Tarantulas, friends or foes?

Last week I made friends with a tarantula. Jane with tarantula

I’m not making it up, honest. I held a live tarantula in my two hands for several minutes, and survived to tell the tale. Richard and I were visiting Bugtopia, an unusual kind of zoo which specialises in creepy-crawlies of all sorts. From butterflies to scorpions, from centipedes to spiders, there’s a huge selection. Many of them, like the giant tropical butterflies, you can see free-range, in an enormous glasshouse full of plants; others are in cages on view in the warm jungle-type atmosphere. But the best thing, the reason we went, is that visitors can arrange to have hands-on contact with some of the creatures.

In a quiet, dim room, we were the only two visitors for a presentation by one of the zoo’s staff. She was knowledgeable and entertaining and definitely, I felt, a safe pair of hands. She brought several specimens out from their cages to meet us, starting with a couple of cockroaches, impeccably clean although in the wild they prefer dirty places where they can scavenge food remains. Then a stick insect who, unlike the sedentary specimens I remember from school, crawled up my jacket, apparently wondering if I’d make a good tree.

Jane and millipedeNext a millipede; cute and friendly; a relatively small one, who’d have made me a bracelet if she’d chosen to wind round my wrist. The largest millipedes can be as long as your forearm, and no prizes for guessing which animal has won a Guinness Book World Record for having the most legs of any creature on the planet. 750!
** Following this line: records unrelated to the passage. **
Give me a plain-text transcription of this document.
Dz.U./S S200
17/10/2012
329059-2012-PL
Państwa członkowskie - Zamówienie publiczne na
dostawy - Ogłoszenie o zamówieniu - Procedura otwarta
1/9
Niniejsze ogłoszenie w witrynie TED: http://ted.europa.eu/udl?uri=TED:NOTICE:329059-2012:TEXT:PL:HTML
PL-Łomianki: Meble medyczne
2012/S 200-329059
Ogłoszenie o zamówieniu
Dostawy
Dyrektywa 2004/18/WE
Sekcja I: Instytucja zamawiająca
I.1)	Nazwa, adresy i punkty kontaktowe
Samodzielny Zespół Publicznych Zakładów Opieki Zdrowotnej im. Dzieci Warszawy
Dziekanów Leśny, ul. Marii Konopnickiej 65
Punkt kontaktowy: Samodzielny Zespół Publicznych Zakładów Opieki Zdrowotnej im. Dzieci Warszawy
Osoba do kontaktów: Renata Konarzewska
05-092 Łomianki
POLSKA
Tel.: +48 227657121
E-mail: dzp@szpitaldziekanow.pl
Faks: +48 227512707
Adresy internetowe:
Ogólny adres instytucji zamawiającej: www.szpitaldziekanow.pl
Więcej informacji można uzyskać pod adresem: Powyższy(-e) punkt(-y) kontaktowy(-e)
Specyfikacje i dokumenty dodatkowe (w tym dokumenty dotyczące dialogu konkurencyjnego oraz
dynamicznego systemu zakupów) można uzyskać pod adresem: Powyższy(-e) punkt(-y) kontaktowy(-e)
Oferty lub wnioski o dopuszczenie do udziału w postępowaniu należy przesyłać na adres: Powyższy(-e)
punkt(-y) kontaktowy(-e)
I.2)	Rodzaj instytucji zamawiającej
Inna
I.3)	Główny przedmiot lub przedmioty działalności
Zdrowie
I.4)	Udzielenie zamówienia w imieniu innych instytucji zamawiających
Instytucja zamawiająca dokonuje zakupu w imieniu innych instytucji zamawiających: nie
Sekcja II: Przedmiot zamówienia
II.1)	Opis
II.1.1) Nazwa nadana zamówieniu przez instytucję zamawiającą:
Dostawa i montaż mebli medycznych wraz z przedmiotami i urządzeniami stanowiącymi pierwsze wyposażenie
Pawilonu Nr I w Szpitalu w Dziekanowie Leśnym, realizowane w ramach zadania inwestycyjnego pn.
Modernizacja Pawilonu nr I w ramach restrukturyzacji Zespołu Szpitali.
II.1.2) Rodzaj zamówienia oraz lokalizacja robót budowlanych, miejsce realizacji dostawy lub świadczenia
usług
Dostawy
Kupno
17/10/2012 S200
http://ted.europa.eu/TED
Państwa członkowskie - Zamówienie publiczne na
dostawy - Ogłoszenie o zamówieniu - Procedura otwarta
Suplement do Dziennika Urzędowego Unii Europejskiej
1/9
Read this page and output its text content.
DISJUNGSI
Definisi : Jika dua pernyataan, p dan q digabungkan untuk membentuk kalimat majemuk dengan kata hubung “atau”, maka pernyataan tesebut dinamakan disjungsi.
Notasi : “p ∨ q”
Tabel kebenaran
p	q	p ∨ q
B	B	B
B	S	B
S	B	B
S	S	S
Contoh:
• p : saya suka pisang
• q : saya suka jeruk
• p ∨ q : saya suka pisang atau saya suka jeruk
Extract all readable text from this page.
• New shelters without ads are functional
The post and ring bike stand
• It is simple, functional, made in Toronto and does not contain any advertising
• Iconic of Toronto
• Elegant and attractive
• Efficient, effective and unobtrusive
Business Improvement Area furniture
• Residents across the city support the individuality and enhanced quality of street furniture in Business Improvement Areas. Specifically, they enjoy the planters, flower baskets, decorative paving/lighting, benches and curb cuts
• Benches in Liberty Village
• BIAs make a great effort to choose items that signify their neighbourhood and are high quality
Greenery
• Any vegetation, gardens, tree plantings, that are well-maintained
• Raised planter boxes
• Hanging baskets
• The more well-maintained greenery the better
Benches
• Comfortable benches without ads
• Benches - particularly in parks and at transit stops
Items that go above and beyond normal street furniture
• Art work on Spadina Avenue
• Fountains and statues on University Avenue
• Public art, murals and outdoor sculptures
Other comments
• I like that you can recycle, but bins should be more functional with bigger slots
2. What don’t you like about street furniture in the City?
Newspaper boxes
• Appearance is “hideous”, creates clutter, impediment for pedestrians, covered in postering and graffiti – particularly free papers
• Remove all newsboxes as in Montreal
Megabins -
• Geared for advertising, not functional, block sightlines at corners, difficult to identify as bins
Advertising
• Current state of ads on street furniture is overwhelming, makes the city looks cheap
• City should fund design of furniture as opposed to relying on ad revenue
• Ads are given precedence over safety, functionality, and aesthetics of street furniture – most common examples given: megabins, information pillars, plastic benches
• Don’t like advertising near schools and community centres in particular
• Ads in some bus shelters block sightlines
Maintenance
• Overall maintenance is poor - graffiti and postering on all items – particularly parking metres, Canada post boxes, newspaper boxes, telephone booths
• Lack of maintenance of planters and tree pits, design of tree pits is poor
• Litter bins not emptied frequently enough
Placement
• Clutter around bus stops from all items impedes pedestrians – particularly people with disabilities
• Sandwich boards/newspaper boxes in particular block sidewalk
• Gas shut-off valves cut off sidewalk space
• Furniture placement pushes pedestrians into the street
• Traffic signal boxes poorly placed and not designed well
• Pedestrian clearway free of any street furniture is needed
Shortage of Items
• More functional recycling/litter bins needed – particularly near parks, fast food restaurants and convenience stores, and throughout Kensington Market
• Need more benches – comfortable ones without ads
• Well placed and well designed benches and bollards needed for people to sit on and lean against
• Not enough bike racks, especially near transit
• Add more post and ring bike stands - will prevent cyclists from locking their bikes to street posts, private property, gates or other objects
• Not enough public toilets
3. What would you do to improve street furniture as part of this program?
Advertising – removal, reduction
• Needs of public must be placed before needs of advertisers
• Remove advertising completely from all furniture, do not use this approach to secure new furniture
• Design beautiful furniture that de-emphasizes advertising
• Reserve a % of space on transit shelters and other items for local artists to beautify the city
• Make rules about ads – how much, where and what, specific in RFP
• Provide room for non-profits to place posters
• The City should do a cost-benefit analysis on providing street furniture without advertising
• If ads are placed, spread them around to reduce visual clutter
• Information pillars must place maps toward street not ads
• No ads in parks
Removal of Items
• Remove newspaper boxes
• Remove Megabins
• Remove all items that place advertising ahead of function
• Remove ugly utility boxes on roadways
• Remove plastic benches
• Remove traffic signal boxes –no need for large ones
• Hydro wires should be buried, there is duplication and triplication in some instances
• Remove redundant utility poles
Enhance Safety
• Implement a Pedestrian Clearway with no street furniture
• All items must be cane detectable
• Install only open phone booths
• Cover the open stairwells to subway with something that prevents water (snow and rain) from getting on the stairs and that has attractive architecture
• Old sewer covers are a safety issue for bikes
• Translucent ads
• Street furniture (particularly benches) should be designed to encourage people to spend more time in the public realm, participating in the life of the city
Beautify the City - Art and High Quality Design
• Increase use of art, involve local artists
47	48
Tarantula close-upFinally came the tarantula. I’ll admit I was quite uneasy about this one. I remembered – do you? – that scene in the very first James Bond film, “Dr. No”, where Bond has a tarantula planted in his bed and has to lie still while it crawls up his body. But our spider turned out to be a peaceful pussy-cat. She was a Mexican Red Rump, though as she’s recently shed her skin she wasn’t showing any red. Our instructor passed her carefully to Richard, reassuring us that tarantulas don’t deserve their fearsome reputation. They do NOT kill people. Their bite is unpleasant and may be painful, but not deadly. They are reluctant to attack people anyhow, unless seriously threatened, preferring to escape if they can. If they can’t, they give a series of warning signals, lasting several minutes, indicating “Keep back, I’m a scary monster.” They rear up into a threatening position showing off their fangs; then many of them – including the one we met – follow that up by shooting off bristles from their backs towards their opponent. You wouldn’t want one in the eye, but it wouldn’t kill you, and neither would the weapon of last resort. the less-than-deadly bite.

Eventually I felt reassured enough to take our spider in my hands, watching her warily. She was as good as gold, calm, alert but barely moving. I think she was at ease. I definitely was. I felt I’d made a friend, not endured an enemy. And the whole experience was truly fascinating.

Of course, being a mystery writer, I’ve realised there’s a problem. (A fly in the ointment?) I’ve always assumed that if I ever needed a poisonous spider as a murder weapon in one of my stories, I’d just introduce a tarantula, no explanation necessary because everybody knows. Only in this case what “everybody knows” is wrong. So I’ll have to find another venomous arachnid. There seem to be several candidates: black widow spiders, brown widow ditto, Australian funnel web…how about a crime set in Sydney?

Hmmm. More research needed, I think. Though it absolutely won’t be hands-on!

2 thoughts on “Tarantulas, friends or foes?

  1. An interesting experience, Jane. Took some courage I’m sure. I’m afraid that Black Widows aren’t much good either unless you want to kill a small child. On the other hand, a Funnel Web has real potential. My favorite is a type of crab spider that occurs in dark caves in Namibia. It’s rare and retiring, but so deadly that nothing survives the bite and there is no detailed analysis of the venom. So far it’s been hard to work into a story though!

    1. Thanks for the information, Michael. I’ll check out (Internet only!) the Namibian crab spider, sounds horrible, and as you say not easy to incorporate into a story…but interesting!